Dormant Backdoor: Weaponizing Model Finetuning for Feasible Backdoor Attacks Against Pretrained Models
Abstract
Abstract As the pretraining-finetuning paradigm becomes dominant in modern AI, the security of model supply chains faces new risks from backdoor attacks. Existing work primarily studies backdoors injected during pretraining and treats subsequent finetuning with clean data as a defense, while recent finetuning-activated attacks assume white-box access to the downstream data distribution, which is rarely realistic in practice. We introduce Dormant Backdoor, a finetuning-activated attack that requires no prior knowledge of downstream tasks.

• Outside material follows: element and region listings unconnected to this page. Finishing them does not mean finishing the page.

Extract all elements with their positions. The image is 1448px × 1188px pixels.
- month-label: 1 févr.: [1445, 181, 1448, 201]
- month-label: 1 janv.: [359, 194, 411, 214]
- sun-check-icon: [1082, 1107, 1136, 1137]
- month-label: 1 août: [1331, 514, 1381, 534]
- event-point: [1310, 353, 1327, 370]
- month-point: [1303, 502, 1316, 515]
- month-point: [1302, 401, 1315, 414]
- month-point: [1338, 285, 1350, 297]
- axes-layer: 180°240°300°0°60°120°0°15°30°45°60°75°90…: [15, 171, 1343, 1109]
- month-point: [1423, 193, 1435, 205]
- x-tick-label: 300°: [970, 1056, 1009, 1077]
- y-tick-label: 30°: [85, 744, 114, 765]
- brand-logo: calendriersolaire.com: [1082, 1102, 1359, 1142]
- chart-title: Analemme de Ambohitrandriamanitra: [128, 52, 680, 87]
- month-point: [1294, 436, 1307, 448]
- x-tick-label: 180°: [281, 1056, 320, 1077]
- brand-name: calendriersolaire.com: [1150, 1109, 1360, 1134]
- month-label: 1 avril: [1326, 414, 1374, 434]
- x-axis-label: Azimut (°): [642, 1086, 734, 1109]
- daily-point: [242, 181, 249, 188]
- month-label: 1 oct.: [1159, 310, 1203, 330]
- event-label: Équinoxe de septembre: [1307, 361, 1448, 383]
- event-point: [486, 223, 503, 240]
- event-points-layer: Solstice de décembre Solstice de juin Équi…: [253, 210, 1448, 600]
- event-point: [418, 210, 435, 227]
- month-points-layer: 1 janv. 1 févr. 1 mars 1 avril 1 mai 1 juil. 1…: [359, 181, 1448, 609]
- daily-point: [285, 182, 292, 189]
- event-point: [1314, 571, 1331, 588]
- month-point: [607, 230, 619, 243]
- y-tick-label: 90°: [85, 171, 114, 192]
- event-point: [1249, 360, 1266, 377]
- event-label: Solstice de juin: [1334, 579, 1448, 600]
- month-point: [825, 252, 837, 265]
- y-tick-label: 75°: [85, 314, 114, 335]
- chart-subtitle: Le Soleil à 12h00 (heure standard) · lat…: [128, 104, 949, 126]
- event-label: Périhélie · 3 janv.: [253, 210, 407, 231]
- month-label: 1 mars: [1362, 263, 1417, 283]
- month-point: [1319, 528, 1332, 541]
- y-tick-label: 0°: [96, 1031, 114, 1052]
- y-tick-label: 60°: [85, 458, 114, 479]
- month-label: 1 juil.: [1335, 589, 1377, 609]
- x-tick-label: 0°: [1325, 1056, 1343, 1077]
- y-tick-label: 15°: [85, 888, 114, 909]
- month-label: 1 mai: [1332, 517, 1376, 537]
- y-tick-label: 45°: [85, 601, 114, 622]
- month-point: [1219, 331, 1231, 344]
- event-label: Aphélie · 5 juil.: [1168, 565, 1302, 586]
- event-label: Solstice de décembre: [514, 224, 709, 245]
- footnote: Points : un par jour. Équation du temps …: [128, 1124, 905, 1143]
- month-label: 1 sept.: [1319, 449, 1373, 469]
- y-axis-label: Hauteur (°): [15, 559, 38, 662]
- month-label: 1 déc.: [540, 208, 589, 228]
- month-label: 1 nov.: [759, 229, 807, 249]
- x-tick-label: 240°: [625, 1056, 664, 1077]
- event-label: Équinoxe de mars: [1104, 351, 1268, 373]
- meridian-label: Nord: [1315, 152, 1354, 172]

Instead of binding the backdoor to static input patterns, Dormant Backdoor exploits the universal dynamics of gradient-based optimization as a process-as-trigger mechanism. We formulate the attack as a bilevel optimization problem that simulates the victim's finetuning trajectory on proxy data, and jointly optimizes the poisoned model and trigger under lethality, utility, and stealth objectives. Before finetuning, the poisoned model remains behaviorally close to a clean model and can evade existing backdoor detectors; after finetuning, the same adaptation process reliably amplifies the backdoor on diverse downstream datasets and finetuning strategies. Our results reveal a previously underexplored class of process-as-trigger vulnerabilities and highlight the need for defenses that explicitly secure the model adaptation process.